All,
I have a friend who needs to run a shell script to process data in a space or comma delimited file. I think SED or AWK may be needed here, but I don't program so I need help. The ASCII File structure is similar to the following:
Lastname Firstname internalphonenumber externalphonenumber phoneextention MACaddress ... Lastname Firstname internalphonenumber externalphonenumber phoneextention MACaddress ... Lastname Firstname internalphonenumber externalphonenumber phoneextention MACaddress ... Lastname Firstname internalphonenumber externalphonenumber phoneextention MACaddress ...
The fields are variable length.
My friend needs to be able to plug in commands in this script file so that she can have something like:
{command} Lastname {command} Firstname {command} internalphonenumber {command} externalphonenumber ...
etc...
The file contains around 1400 records or more. Each record needs to be processed as above.
Does this make sense? Any ideas?
Thanks,
Jeffrey A. McCright, A+ 816-210-3107 [email protected]
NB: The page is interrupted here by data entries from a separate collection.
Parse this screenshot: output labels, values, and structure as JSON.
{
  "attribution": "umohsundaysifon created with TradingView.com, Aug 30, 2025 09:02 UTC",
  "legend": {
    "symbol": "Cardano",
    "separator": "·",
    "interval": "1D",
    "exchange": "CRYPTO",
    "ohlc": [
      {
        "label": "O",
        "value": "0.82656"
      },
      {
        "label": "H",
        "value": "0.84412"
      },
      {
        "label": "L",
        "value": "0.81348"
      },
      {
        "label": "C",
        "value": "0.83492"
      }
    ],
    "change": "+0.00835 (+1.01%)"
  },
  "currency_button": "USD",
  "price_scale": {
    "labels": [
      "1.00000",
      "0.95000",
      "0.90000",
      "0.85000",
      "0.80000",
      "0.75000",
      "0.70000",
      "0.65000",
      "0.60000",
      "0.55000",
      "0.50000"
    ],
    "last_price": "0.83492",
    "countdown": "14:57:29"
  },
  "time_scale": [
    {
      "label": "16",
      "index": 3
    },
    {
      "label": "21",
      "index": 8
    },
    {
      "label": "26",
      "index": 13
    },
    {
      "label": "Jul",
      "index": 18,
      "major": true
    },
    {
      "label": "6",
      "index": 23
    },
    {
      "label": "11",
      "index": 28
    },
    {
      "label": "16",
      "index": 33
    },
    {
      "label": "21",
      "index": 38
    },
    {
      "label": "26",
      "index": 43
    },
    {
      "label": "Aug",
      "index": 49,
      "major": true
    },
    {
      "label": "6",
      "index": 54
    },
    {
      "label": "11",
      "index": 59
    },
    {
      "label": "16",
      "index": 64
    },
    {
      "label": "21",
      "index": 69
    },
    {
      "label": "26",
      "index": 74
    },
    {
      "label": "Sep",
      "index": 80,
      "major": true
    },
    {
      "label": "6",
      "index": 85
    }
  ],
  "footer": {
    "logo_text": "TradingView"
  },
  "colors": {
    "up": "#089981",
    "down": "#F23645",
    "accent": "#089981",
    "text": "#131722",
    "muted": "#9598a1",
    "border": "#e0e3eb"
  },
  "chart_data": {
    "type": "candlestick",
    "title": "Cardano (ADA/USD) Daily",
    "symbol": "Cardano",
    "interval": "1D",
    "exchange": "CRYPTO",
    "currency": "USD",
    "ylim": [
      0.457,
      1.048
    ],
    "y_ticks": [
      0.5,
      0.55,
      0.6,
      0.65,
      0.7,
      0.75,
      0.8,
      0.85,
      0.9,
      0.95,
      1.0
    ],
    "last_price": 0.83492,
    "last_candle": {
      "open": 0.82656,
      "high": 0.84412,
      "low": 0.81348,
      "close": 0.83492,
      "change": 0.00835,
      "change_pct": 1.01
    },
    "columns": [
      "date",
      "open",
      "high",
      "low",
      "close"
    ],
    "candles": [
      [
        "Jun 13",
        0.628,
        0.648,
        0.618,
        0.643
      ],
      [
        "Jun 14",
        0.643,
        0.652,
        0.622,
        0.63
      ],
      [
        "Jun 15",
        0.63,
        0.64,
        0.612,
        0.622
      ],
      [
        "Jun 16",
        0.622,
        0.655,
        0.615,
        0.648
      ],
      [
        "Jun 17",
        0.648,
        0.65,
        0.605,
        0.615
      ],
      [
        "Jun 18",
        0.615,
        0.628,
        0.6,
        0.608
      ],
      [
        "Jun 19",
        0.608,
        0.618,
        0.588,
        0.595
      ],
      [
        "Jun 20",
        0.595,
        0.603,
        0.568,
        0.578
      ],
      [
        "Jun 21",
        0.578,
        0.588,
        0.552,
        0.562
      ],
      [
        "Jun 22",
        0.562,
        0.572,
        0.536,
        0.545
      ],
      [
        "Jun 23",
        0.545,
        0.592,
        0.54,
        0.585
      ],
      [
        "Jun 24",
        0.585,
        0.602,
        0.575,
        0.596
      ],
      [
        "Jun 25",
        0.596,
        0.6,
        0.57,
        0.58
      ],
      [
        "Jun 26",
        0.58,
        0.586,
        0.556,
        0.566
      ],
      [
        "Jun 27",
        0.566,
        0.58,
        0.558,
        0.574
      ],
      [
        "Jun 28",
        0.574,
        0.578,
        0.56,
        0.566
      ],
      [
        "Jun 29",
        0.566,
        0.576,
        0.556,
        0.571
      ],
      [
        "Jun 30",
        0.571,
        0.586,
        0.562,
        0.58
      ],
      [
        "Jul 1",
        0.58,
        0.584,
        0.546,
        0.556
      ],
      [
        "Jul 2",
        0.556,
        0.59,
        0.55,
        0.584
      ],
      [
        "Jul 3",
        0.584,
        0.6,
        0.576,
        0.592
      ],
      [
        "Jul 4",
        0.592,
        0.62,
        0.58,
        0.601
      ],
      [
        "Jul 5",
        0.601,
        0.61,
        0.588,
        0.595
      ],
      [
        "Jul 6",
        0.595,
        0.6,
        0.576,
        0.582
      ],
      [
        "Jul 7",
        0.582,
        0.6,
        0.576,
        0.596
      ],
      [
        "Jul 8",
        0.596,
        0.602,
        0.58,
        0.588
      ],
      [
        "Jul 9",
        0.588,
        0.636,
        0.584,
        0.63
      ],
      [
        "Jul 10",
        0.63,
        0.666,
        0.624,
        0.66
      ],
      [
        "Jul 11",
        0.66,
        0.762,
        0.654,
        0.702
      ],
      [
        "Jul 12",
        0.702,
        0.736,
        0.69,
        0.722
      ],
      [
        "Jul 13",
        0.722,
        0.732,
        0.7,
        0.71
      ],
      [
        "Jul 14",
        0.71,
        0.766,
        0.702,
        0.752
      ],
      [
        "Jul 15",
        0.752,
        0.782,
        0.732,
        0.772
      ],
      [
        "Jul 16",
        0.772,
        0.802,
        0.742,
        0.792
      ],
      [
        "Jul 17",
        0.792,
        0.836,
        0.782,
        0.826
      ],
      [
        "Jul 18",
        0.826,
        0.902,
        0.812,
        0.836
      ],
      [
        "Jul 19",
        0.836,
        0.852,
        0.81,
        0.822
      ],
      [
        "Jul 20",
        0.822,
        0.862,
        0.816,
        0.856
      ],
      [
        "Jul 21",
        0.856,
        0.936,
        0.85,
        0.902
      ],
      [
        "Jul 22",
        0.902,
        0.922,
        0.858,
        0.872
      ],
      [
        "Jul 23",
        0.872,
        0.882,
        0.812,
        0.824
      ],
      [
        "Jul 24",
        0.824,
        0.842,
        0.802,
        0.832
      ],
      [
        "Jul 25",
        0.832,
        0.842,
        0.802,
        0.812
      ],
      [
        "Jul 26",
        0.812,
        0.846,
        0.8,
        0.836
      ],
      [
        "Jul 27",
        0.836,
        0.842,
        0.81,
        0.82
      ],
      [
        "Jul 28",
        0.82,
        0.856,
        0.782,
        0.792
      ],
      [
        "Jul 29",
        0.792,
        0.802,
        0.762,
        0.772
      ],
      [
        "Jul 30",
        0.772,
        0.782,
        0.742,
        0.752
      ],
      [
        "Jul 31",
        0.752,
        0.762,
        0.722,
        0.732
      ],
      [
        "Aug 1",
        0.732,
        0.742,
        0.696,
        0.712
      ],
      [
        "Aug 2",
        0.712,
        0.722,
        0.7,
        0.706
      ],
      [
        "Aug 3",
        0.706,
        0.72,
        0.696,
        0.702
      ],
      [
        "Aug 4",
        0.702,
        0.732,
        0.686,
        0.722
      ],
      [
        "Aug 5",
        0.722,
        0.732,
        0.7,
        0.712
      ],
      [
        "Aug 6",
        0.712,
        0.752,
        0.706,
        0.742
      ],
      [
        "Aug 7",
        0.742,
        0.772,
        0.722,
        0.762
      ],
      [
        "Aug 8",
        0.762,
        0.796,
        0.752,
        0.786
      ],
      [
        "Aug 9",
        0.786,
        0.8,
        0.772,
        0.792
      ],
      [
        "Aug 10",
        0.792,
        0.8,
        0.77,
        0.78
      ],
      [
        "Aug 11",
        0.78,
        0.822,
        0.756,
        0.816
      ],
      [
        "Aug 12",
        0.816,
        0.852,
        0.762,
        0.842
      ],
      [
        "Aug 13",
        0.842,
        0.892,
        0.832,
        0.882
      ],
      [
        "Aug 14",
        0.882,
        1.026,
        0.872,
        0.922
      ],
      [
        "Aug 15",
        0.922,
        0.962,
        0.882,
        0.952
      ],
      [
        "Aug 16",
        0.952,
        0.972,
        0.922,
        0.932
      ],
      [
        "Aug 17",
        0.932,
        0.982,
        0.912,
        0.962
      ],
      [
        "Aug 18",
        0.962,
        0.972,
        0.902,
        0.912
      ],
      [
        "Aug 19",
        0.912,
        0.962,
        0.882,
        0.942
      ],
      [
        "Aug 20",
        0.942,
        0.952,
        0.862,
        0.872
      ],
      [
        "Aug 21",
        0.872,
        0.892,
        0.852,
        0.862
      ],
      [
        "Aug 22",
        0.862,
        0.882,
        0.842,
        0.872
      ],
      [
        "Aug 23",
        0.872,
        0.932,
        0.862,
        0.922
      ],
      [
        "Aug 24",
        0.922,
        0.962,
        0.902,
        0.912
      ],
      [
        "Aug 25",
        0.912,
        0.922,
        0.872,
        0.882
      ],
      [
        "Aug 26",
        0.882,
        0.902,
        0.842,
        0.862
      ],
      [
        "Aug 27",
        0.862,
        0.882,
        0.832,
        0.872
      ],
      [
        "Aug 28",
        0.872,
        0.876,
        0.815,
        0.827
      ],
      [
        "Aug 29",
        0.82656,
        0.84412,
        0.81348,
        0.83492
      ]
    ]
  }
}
I think awk would be best for this. Something like
cat <file> |awk '{ print "<command>" " " $1 " " <command> " " $2}' > <newfile>
When you cat the file and pipe it into awk, awk will look at it line by line and set $1 as the first field, $2 as the second field and so forth. By default awk uses spaces and/or tabs as the field delimiter but that can be changed. In the above command, the " " is just to print a space between your command and the argument. Hope that helps.